De scheepsgeschiedenis
De eerste schepen waren waarschijnlijk niet meer dan drijvende boomstammen. Maar al meer dan 40.000 jaar geleden was de mens in staat uit boomstammen eenvoudige vaartuigjes te bouwen. Vermoedelijk hebben ze toen ook geleerd hoe deze bootjes moesten worden voortbewogen en bestuurd, eerst met de handen en later met pedalen en roeiriemen. Toch bestonden er al meer dan 6000 jaar geleden zeewaardige boten.
Geschiedenis
Ze kwamen voor in verschillende landen van het Nabije Oosten: het tegenwoordige Iran, Irak, Syrië en Egypte. Omstreeks 4000 jaar v. Chr. Werden er schepen gebouwd van ongeveer 100 meter lang. Ze werden voortbewogen door middel van zeilen of door lange rijen roeiers die riemen met lange bladen gebruikten.
Rond het jaar 1000 kenden de Arabieren het ‘latijnzeil’ (een driehoekig ‘emmer’-zeil), Waardoor het voor het eerst mogelijk was dwars op de wind te varen en te laveren.
Van de Romeinse tijd tot de 18e eeuw kende men twee soorten grote schepen. De ene soort werd gevormd door de galeien, die meestal door slaven of veroordeelden misdadigers geroeid werden. De galeien waren lang (zodat er veel roeiers achter elkaar konden zitten), maar in verhouding tot hun lengte betrekkelijk smal.
De andere soort bestond uit dikbuikige handelschepen met zeilen en een of meer masten. Dikwijls hadden ze een opvallend hoge achtersteven, waar vanaf het schip verdedigd kon worden als het schip werd aangevallen. Over het algemeen gold dat hoe groter het schip was, des te groter ook het benodigde aantal riemen of het zeiloppervlak.
Het zeilen van de grote schepen vergde een omvangrijke bemanning. De grootste barken met twee of drie masten en met wel vijf of zes boven elkaar aangebrachte zeilen overdwars, hadden dikwijls 300 man nodig om de zeilen doeltreffend te bedienen, afhankelijk van de kracht van de wind.
Na omstreeks 1820 begon de scheepsmotor een mededinger van de zeilen te worden. Ook begon men toen in de scheepsbouw ijzer te gebruiken in plaats van hout. De concurrentie van het ijzeren stoomschip dwong tot het aanbrengen van wijzingen in de bouw van de zeilschepen. Deze veranderingen leidden omstreeks 1850 tot de bouw van de slanke klipperschepen met een scherpe, drie masten met zeilen en een ijzeren romp. Inmiddels waren door het optreden van marinevaartuigen de zeerovers verdwenen. Daardoor werd het verhoogde achterdek van de schepen overbodig.

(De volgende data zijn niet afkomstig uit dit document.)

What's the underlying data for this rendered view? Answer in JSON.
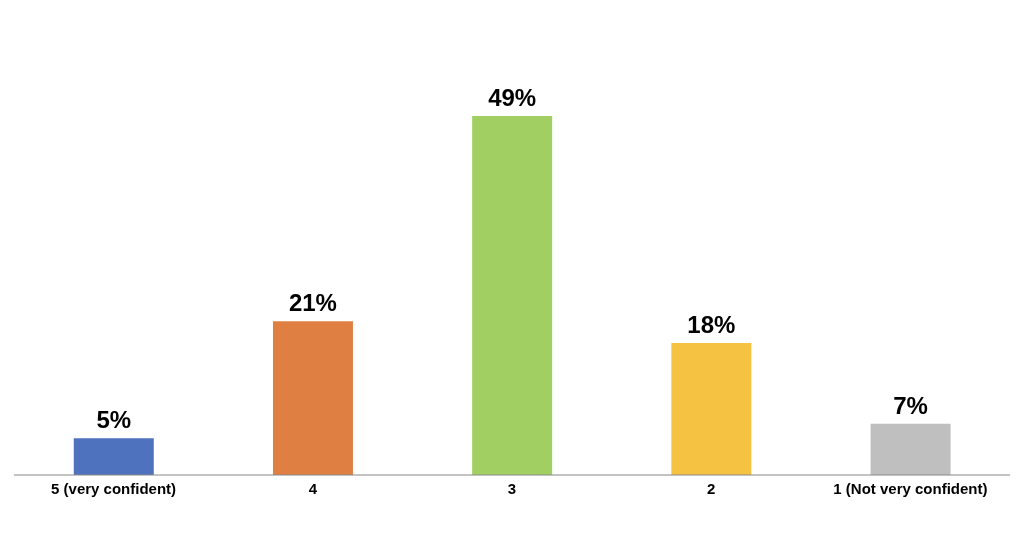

In 1959 werd het eerste vrachtschip dat door kernenergie werd voortbewogen, tewater gelaten. Hoewel deze aandrijving technisch mogelijk is gebleken, is ze economisch nooit levensvatbaar geweest. In het laatst van de 70-er jaren zijn onderzoekingen gedaan naar de mogelijkheden van door kernenergie voorbewogen zonder grote bulkcarriers (vaartuigen voor onverpakte lading). Veel verder is men er nog niet mee gegaan. Denkbaar is echter dat stijging van de olieprijzen zal dwingen tot de vervolmaking van kern-energie-motoren.